Blind Obsession is another psycho-thriller from Pierre David. David has produced numerous of these – The Paper Boy (1994), Stalked (1994), The Secretary (1995), Daddy’s Girl (1996), The Dentist (1996), Cupid (1997), The Landlady (1997), Man of Her Dreams (1997), The Nurse (1997), Someone is Watching (1999), The Perfect Nanny (2000), The Perfect Tenant (2000), The Perfect Wife (2001) and The Perfect Husband (2004), among many others. Most of Pierre David’s psycho-thrillers fall into an easy formula, usually involving a placid middle-class household being threatened by a stranger seeking revenge. With some of his later psycho-thrillers – A Clean Kill/Her Married Lover (1999), Living in Fear (2001) and the remarkable Alone with a Stranger (2000) – David began shaking his formula up with fascinating results. Blind Obsession is one of these occasions.

Blind Obsession starts out ordinarily. The scene where Brad Johnson is shot is routine and not terribly exciting. It is not until Megan Gallagher suddenly steals the key to Brad Johnson’s house that the film starts to enter the rather interesting. The scenario we are abruptly propelled into where Megan Gallagher starts secretly entering the house and simply watching Brad Johnson, with him blind and unaware of her presence, immediately obtains a compulsive grip, not to mention makes you wonder what on earth is going on.

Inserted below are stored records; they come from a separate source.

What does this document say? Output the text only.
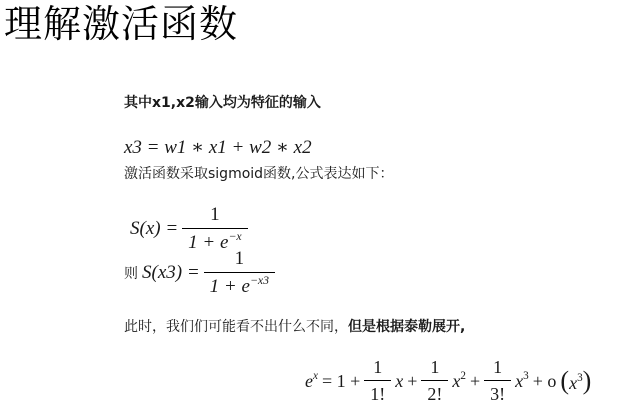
理解激活函数
其中x1,x2输入均为特征的输入
x3 = w1 ∗ x1 + w2 ∗ x2
激活函数采取sigmoid函数,公式表达如下：
$S(x) = \frac{1}{1 + e^{-x}}$
则 $S(x3) = \frac{1}{1 + e^{-x3}}$
此时，我们们可能看不出什么不同，但是根据泰勒展开,
$e^x = 1 + \frac{1}{1!}$ $x + \frac{1}{2!} x^2 + \frac{1}{3!} x^3 + o$ $(x^3)$
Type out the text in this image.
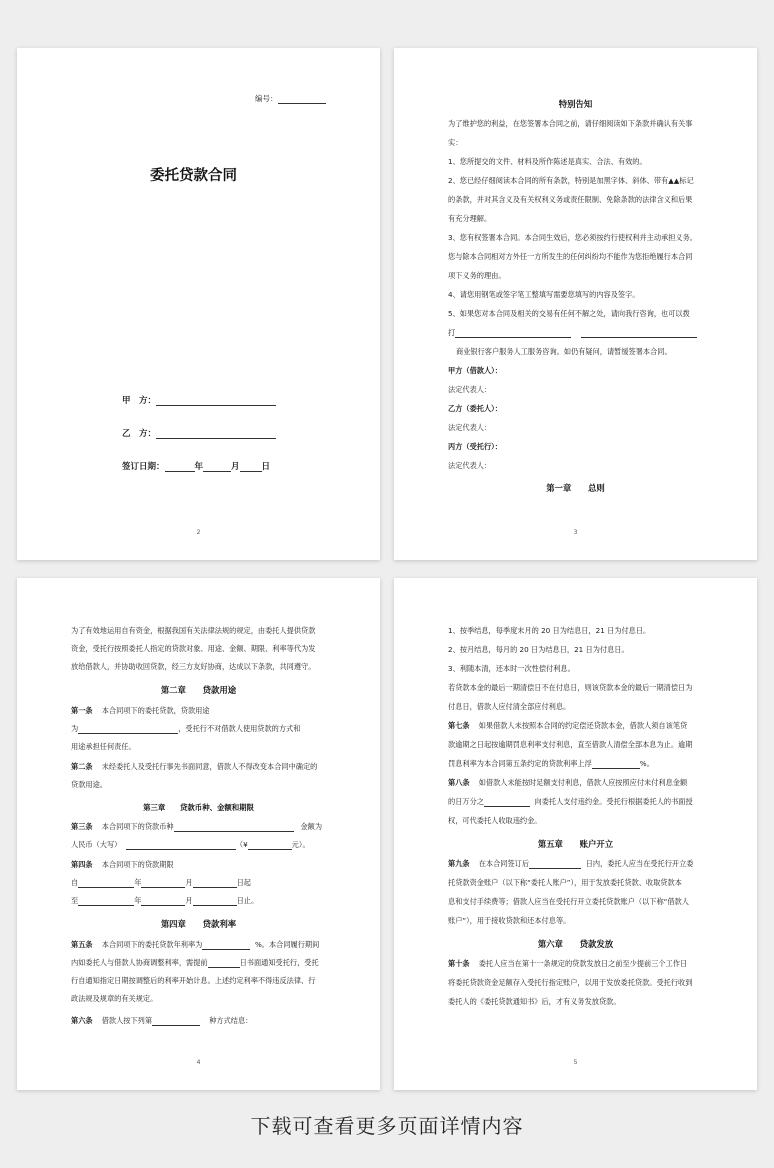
编号：
委托贷款合同
甲　方：
乙　方：
签订日期：	年	月	日
2
特别告知
为了维护您的利益，在您签署本合同之前，请仔细阅读如下条款并确认有关事
实：
1、您所提交的文件、材料及所作陈述是真实、合法、有效的。
2、您已经仔细阅读本合同的所有条款，特别是加黑字体、斜体、带有▲▲标记
的条款，并对其含义及有关权利义务或责任限制、免除条款的法律含义和后果
有充分理解。
3、您有权签署本合同。本合同生效后，您必须按约行使权利并主动承担义务。
您与除本合同相对方外任一方所发生的任何纠纷均不能作为您拒绝履行本合同
项下义务的理由。
4、请您用钢笔或签字笔工整填写需要您填写的内容及签字。
5、如果您对本合同及相关的交易有任何不解之处，请向我行咨询，也可以拨
打
商业银行客户服务人工服务咨询。如仍有疑问，请暂缓签署本合同。
甲方（借款人）：
法定代表人：
乙方（委托人）：
法定代表人：
丙方（受托行）：
法定代表人：
第一章　　总则
3
为了有效地运用自有资金，根据我国有关法律法规的规定，由委托人提供贷款
资金，受托行按照委托人指定的贷款对象、用途、金额、期限、利率等代为发
放给借款人，并协助收回贷款，经三方友好协商，达成以下条款，共同遵守。
第二章　　贷款用途
第一条 本合同项下的委托贷款，贷款用途
为	，受托行不对借款人使用贷款的方式和
用途承担任何责任。
第二条 未经委托人及受托行事先书面同意，借款人不得改变本合同中确定的
贷款用途。
第三章　　贷款币种、金额和期限
第三条 本合同项下的贷款币种	金额为
人民币（大写）	（¥	元）。
第四条 本合同项下的贷款期限
自	年	月	日起
至	年	月	日止。
第四章　　贷款利率
第五条 本合同项下的委托贷款年利率为	%。本合同履行期间
内如委托人与借款人协商调整利率，需提前	日书面通知受托行，受托
行自通知指定日期按调整后的利率开始计息。上述约定利率不得违反法律、行
政法规及规章的有关规定。
第六条 借款人按下列第	种方式结息：
4
1、按季结息，每季度末月的 20 日为结息日，21 日为付息日。
2、按月结息，每月的 20 日为结息日，21 日为付息日。
3、利随本清，还本时一次性偿付利息。
若贷款本金的最后一期清偿日不在付息日，则该贷款本金的最后一期清偿日为
付息日，借款人应付清全部应付利息。
第七条 如果借款人未按照本合同的约定偿还贷款本金，借款人须自该笔贷
款逾期之日起按逾期罚息利率支付利息，直至借款人清偿全部本息为止。逾期
罚息利率为本合同第五条约定的贷款利率上浮	%。
第八条 如借款人未能按时足额支付利息，借款人应按照应付未付利息金额
的日万分之	向委托人支付违约金。受托行根据委托人的书面授
权，可代委托人收取违约金。
第五章　　账户开立
第九条 在本合同签订后	日内，委托人应当在受托行开立委
托贷款资金账户（以下称“委托人账户”），用于发放委托贷款、收取贷款本
息和支付手续费等；借款人应当在受托行开立委托贷款账户（以下称“借款人
账户”），用于接收贷款和还本付息等。
第六章　　贷款发放
第十条 委托人应当在第十一条规定的贷款发放日之前至少提前三个工作日
将委托贷款资金足额存入受托行指定账户，以用于发放委托贷款。受托行收到
委托人的《委托贷款通知书》后，才有义务发放贷款。
5
下载可查看更多页面详情内容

An imprisoned Megan Gallagher in Blind Obsession (2001)
An imprisoned Megan Gallagher

The spins the story keeps throwing on what is happening – the hitman entering the house to eliminate Brad Johnson as witness to the robbery, Megan Gallagher stabbing him with a kitchen knife and disposing of the body, all without Johnson ever knowing what is happening; or Johnson’s friend (Leslie Hardy) entering the house as Gallagher is there, Gallagher having to hide but realising she has left her shoes under the chair; and then when the disturbed sister starts getting into the act – all keep one intensely engrossed.

Blind Obsession eventually becomes quite a remarkable spin on the usual Pierre David formula. There is the odd cliche – like that of the blind person who regain their eyesight during the climactic moments, which turns up in almost every blindness thriller – but mostly Blind Obsession is clever and original.

Megan Gallagher is an actress who has carved out a relatively unremarkable career, usually playing mom parts in tv movies and the occasional continuing roles in shows – as a cop on the last two seasons of Hill Street Blues (1981-7) and as Lance Henriksen’s wife in the first two seasons of Millennium (1996-9). A role like this gives Gallagher a chance to stretch and show the underrated potential that one always believed she had. Brad Johnson provides solid support, albeit looking more like Tom Berenger than ever.